Она не дала ему заснуть до утра.
Каждый раз, когда он уходил в бой, она долго, до конца (пока отряд не скрывался из виду) стояла на окраине седа и прощалась с ним. Но он возвращался невредимый. Она грела воду и в бочке-перерезе купала его: со сладостью мылила, терла его сухим веничком, обливала из ковша и на время надевала на него свою просторную ночную рубашку. Стала такой обыкновенной бабой-казачкой!
Вскоре двинулись по степи дальше. Дул сильный ветер. Как-то в отдалении завиднелись яркие огни станции. Она была вся освещена внутри, как перед приходом курьерского поезда.
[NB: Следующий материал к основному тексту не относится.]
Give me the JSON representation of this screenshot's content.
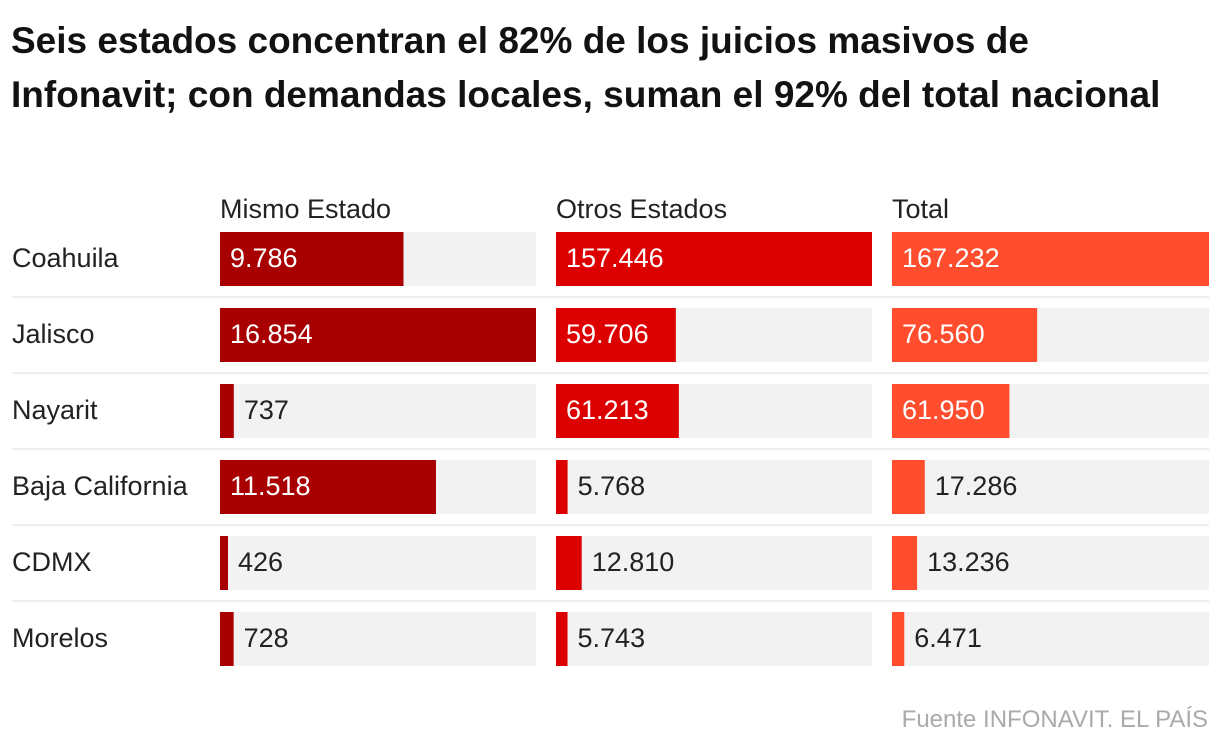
{
  "title": "Seis estados concentran el 82% de los juicios masivos de Infonavit; con demandas locales, suman el 92% del total nacional",
  "source": "Fuente INFONAVIT. EL PAÍS",
  "colors": {
    "mismo": "#a80000",
    "otros": "#dd0000",
    "total": "#ff4d2e",
    "track": "#f2f2f2",
    "divider": "#dddddd",
    "label_in": "#ffffff",
    "label_out": "#222222"
  },
  "chart_data": {
    "type": "bar",
    "title": "Seis estados concentran el 82% de los juicios masivos de Infonavit; con demandas locales, suman el 92% del total nacional",
    "categories": [
      "Coahuila",
      "Jalisco",
      "Nayarit",
      "Baja California",
      "CDMX",
      "Morelos"
    ],
    "series": [
      {
        "key": "mismo",
        "name": "Mismo Estado",
        "values": [
          9786,
          16854,
          737,
          11518,
          426,
          728
        ],
        "labels": [
          "9.786",
          "16.854",
          "737",
          "11.518",
          "426",
          "728"
        ],
        "max": 16854
      },
      {
        "key": "otros",
        "name": "Otros Estados",
        "values": [
          157446,
          59706,
          61213,
          5768,
          12810,
          5743
        ],
        "labels": [
          "157.446",
          "59.706",
          "61.213",
          "5.768",
          "12.810",
          "5.743"
        ],
        "max": 157446
      },
      {
        "key": "total",
        "name": "Total",
        "values": [
          167232,
          76560,
          61950,
          17286,
          13236,
          6471
        ],
        "labels": [
          "167.232",
          "76.560",
          "61.950",
          "17.286",
          "13.236",
          "6.471"
        ],
        "max": 167232
      }
    ]
  }
}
Едва солдаты разместились за дровами, приладив винтовки к выступам, и едва Толстопят, вспомнив статью воинского устава, стал на место, самое удобное для наблюдения за своими солдатами, как уже во мраке с правой стороны сверкнул короткий ясный язычок и первый револьверный выстрел глухо тяпнул в тумане. Тут Толстопят разглядел, что перед ним. То были окна вокзала, большие и широкие. Свет был так ярок, что даже похоже было, словно пройдет немного времени — и впорхнут сюда барышни в белых платьицах, изящные молодые кавалеры, грянет музыка и начнется блестящий бал. Но то, что увидел Толстопят за светлыми стеклами, столь поразило его, что он сперва не поверил. Там мирно сидели за столами в мягких креслах казаки в шапках. На богатой люстре были развешаны портянки и носки для просушки. Винтовки кучей лежали в буфете.
Через два дня армия по открытой степи направилась дальше. Не раз священник произнес над убитыми молитву: «Да успокоит господь твою чистую душу в селениях праведных...» Каждый день к дороге подходил кто-нибудь и спрашивал: «Чи вы, дяденька, не видели нашей матери, старой та необутой? Казака на рыжей коняке? Корову с красным матузочком на шее?» На молитве станичный атаман, певший и в будничные годы на клиросе, крепким голосом читал перед алтарем Евангелие. Потом кричал на площади: «Всех иногородних до люльки вырубить!» И всюду, куда ни входили под благословение хоругвий и икон, не кончались на площадях речи.